Annual reports are produced as well as various reports and press releases, much like news reports.

Obligations fall under five general categories, General Services, Health & Safety, Health Services, PFNI Applications, and Travel Services. These services branch out as the provision of, General Services: Police Treatment Centers, Credit Union, Discipline Coordination, Police Federation Lottery, Police Rehabilitation and Retraining Trust, Retired Members Card, Benefits Scheme, and RUC Benevolent Fund, Health & Safety: Health & Safety Role, Legislation information, and Appeal Boards, Health Services: BUPA Dental Plan, Critical Illness Plan, and Private Health Scheme, PFNI Applications: Legal Advice Applications, and Lottery Funding Applications, Travel Services: Family Travel insurance, Hotelshop, and Stenaline special rates.

The federation represents the police service on a similar basis to that of a trade union although the police force has no legal right to some civil actions such as a strike action.

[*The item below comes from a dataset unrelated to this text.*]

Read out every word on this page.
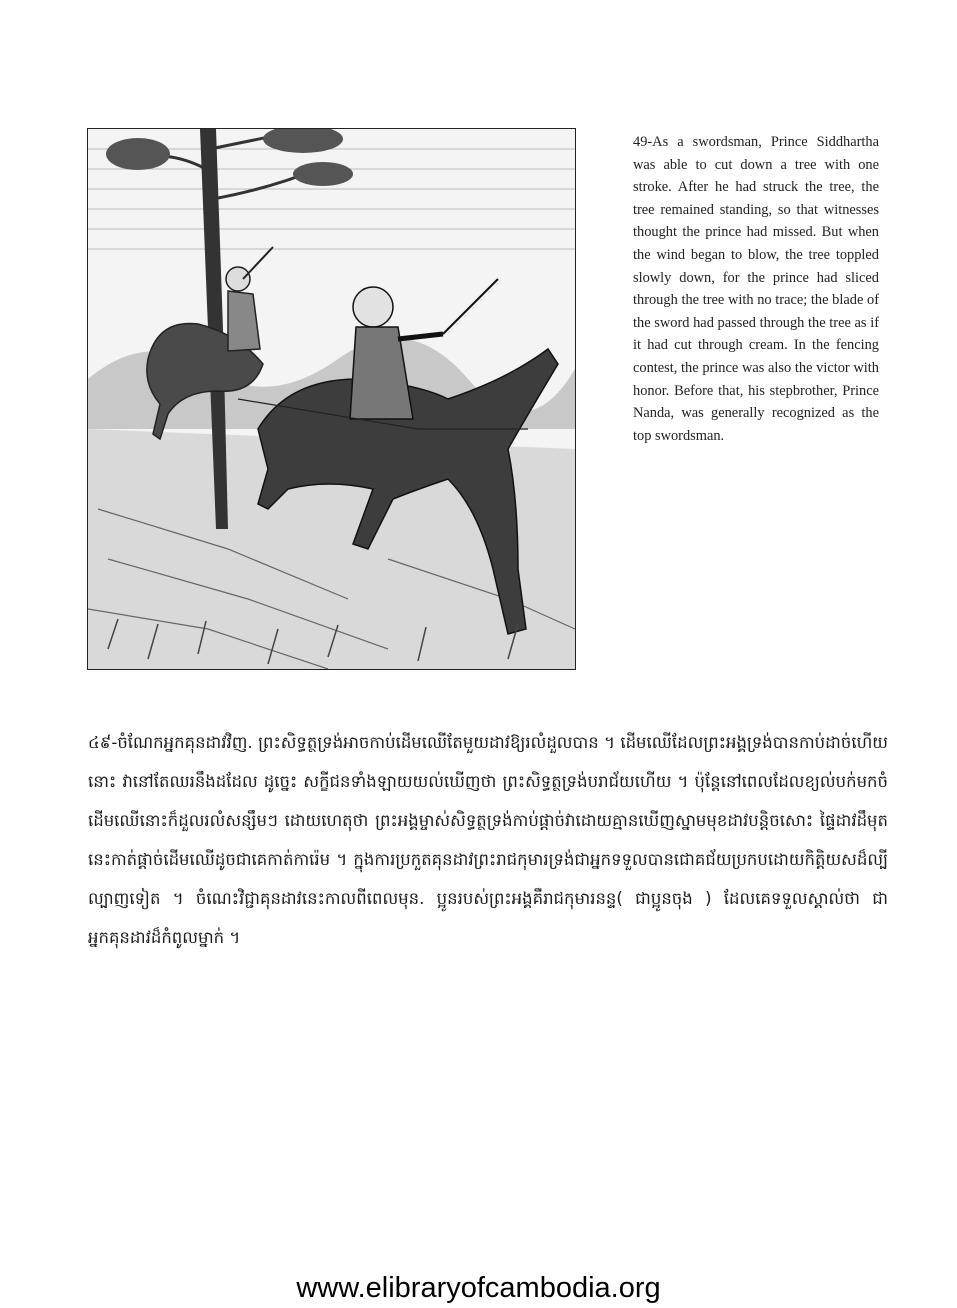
49-As a swordsman, Prince Siddhartha was able to cut down a tree with one stroke. After he had struck the tree, the tree remained standing, so that witnesses thought the prince had missed. But when the wind began to blow, the tree toppled slowly down, for the prince had sliced through the tree with no trace; the blade of the sword had passed through the tree as if it had cut through cream. In the fencing contest, the prince was also the victor with honor. Before that, his stepbrother, Prince Nanda, was generally recognized as the top swordsman.

៤៩-ចំណែកអ្នកគុនដាវវិញ. ព្រះសិទ្ធត្ថទ្រង់អាចកាប់ដើមឈើតែមួយដាវឱ្យរលំដួលបាន ។ ដើមឈើដែលព្រះអង្គទ្រង់បានកាប់ដាច់ហើយនោះ វានៅតែឈរនឹងដដែល ដូច្នេះ សក្ខីជនទាំងឡាយយល់ឃើញថា ព្រះសិទ្ធត្ថទ្រង់បរាជ័យហើយ ។ ប៉ុន្តែនៅពេលដែលខ្យល់បក់មកចំ ដើមឈើនោះក៏ដួលរលំសន្សឹមៗ ដោយហេតុថា ព្រះអង្គម្ចាស់សិទ្ធត្ថទ្រង់កាប់ផ្ដាច់វាដោយគ្មានឃើញស្នាមមុខដាវបន្តិចសោះ ផ្ទៃដាវដឹមុតនេះកាត់ផ្ដាច់ដើមឈើដូចជាគេកាត់ការ៉េម ។ ក្នុងការប្រកួតគុនដាវព្រះរាជកុមារទ្រង់ជាអ្នកទទួលបានជោគជ័យប្រកបដោយកិត្តិយសដ៏ល្បីល្បាញទៀត ។ ចំណេះវិជ្ជាគុនដាវនេះកាលពីពេលមុន. ប្អូនរបស់ព្រះអង្គគឺរាជកុមារនន្ទ( ជាប្អូនចុង ) ដែលគេទទួលស្គាល់ថា ជាអ្នកគុនដាវដ៏កំពូលម្នាក់ ។

www.elibraryofcambodia.org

In 1999, in response to the Patton Report, the federation produced a statement supporting radical changes to facilitate peace. With a view to recruiting Catholics for the police force, the statement suggested voluntary severance to make jobs available. It went on to plea for extra investment in constable and sergeant training and promised that, the then Royal Ulster Constabulary, had changed and was committed to evolving to meet demands and standards. The statement expressed opposition to changing the name of the police service, now the Police Service of Northern Ireland (PSNI) as a proud tradition and memorial to those officers injured or killed in connection with The Troubles, as well as opposition to changing the dark green uniform or symbols of harp and crown as representative of either community. Other views expressed the preference for neutral working areas, to be an unarmed force (in common with the Garda Síochána and UK Police in Britain), freedom from political direction, that accepting former paramilitaries or terrorists into the police is unacceptable and that a divided police force was unfeasible within such a small population.